4. En dernier lieu, pour les mêmes motifs que ceux retenus au point précédent, l’obligation de quitter le territoire français ne méconnaît pas les stipulations de l’article 8 de la convention européenne de sauvegarde des droits de l’homme et des libertés fondamentales et n’est pas entachée d’erreur manifeste d’appréciation de la situation personnelle de la requérante.
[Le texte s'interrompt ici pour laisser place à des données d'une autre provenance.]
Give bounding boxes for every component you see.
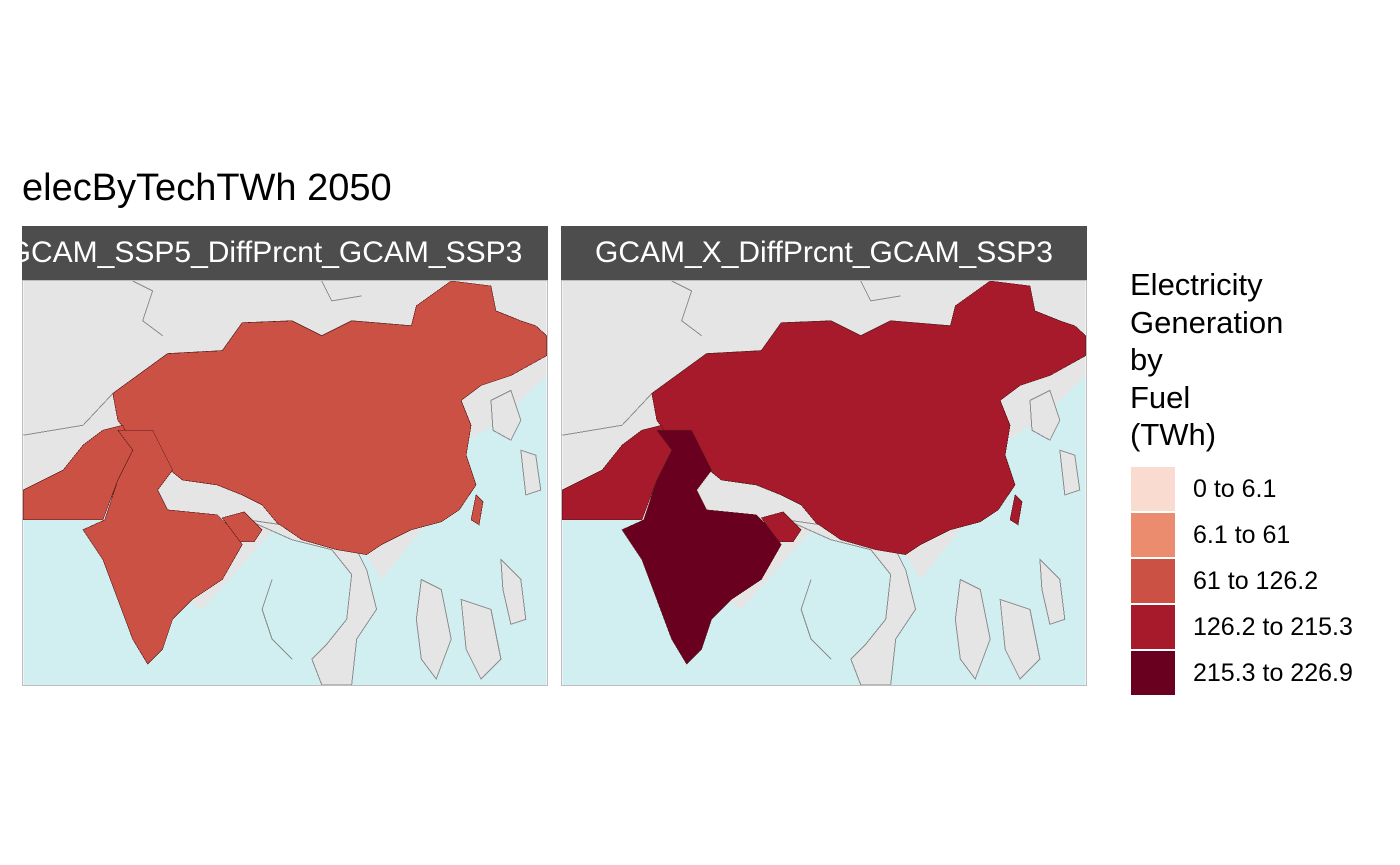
country-border — [800, 579, 832, 660]
legend-title-line: (TWh) — [1130, 417, 1217, 452]
facet-strip-2: GCAM_X_DiffPrcnt_GCAM_SSP3 — [561, 226, 1087, 280]
legend-item: 126.2 to 215.3 — [1130, 604, 1390, 650]
map-panel-2: GCAM_X_DiffPrcnt_GCAM_SSP3 — [561, 226, 1087, 686]
legend-label: 61 to 126.2 — [1193, 567, 1319, 595]
region-bangladesh — [760, 511, 802, 543]
map-area-2 — [561, 280, 1087, 686]
legend-label: 126.2 to 215.3 — [1193, 613, 1353, 641]
country-border — [860, 281, 901, 302]
map-area-1 — [22, 280, 548, 686]
map-panel-1: GCAM_SSP5_DiffPrcnt_GCAM_SSP3 — [22, 226, 548, 686]
legend-item: 61 to 126.2 — [1130, 558, 1390, 604]
map-svg — [562, 281, 1086, 685]
country-border — [671, 281, 702, 337]
legend-swatch — [1130, 512, 1176, 558]
map-svg — [23, 281, 547, 685]
country-border — [321, 281, 362, 302]
legend-item: 6.1 to 61 — [1130, 512, 1390, 558]
legend-swatch — [1130, 558, 1176, 604]
legend-title-line: Generation — [1130, 304, 1284, 340]
plot-title: elecByTechTWh 2050 — [22, 167, 392, 209]
country-border — [261, 579, 293, 660]
legend-title: Electricity Generation by Fuel (TWh) — [1130, 266, 1350, 454]
legend-label: 215.3 to 226.9 — [1193, 659, 1353, 687]
legend-item: 215.3 to 226.9 — [1130, 650, 1390, 696]
legend-swatch — [1130, 604, 1176, 650]
legend-item: 0 to 6.1 — [1130, 466, 1390, 512]
facet-label-2: GCAM_X_DiffPrcnt_GCAM_SSP3 — [595, 236, 1053, 269]
legend-title-line: by — [1130, 342, 1163, 377]
region-korea — [1029, 389, 1061, 441]
facet-label-1: GCAM_SSP5_DiffPrcnt_GCAM_SSP3 — [22, 236, 523, 269]
country-border — [23, 393, 114, 436]
country-border — [562, 393, 653, 436]
region-bangladesh — [221, 511, 263, 543]
region-islands — [415, 449, 542, 681]
country-border — [132, 281, 163, 337]
region-india — [82, 429, 243, 665]
legend: Electricity Generation by Fuel (TWh) 0 to 6.… — [1130, 266, 1353, 696]
region-india — [621, 429, 782, 665]
region-china — [112, 281, 547, 555]
legend-label: 0 to 6.1 — [1193, 475, 1277, 503]
region-korea — [490, 389, 522, 441]
legend-label: 6.1 to 61 — [1193, 521, 1291, 549]
legend-title-line: Electricity — [1130, 267, 1263, 302]
legend-title-line: Fuel — [1130, 379, 1191, 415]
facet-strip-1: GCAM_SSP5_DiffPrcnt_GCAM_SSP3 — [22, 226, 548, 280]
region-taiwan — [1009, 494, 1023, 526]
region-china — [651, 281, 1086, 555]
legend-swatch — [1130, 650, 1176, 696]
legend-swatch — [1130, 466, 1176, 512]
region-taiwan — [470, 494, 484, 526]
region-islands — [954, 449, 1081, 681]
5. Il résulte de tout ce qui précède que Mme B n’est pas fondée à demander l’annulation des décisions du 9 janvier 2025 par lesquelles la préfète du Rhône a rejeté sa demande de renouvellement de son titre de séjour temporaire portant la mention « étudiant » et l’a obligée à quitter le territoire français dans un délai de trente jours. Par voie de conséquence, doivent être rejetées les conclusions de sa requête à fin d’injonction.
DÉCIDE :
Article 1er : La requête n° 2500705 est rejetée.
Article 2 : Le présent jugement sera notifié à Mme A D et à la préfète du Rhône.
Délibéré après l’audience du 6 mai 2025, à laquelle siégeaient :
— M. Drouet, président,
— Mme Jeannot, première conseillère,
— Mme Viotti, première conseillère.
Rendu public par mise à disposition au greffe le 20 mai 2025
Le président rapporteur,
H. DrouetL’assesseure la plus ancienne,
F.-M. Jeannot
La greffière,
L. Khaled
La République mande et ordonne à la préfète du Rhône en ce qui la concerne ou à tous commissaires de justice à ce requis en ce qui concerne les voies de droit commun contre les parties privées, de pourvoir à l’exécution de la présente décision.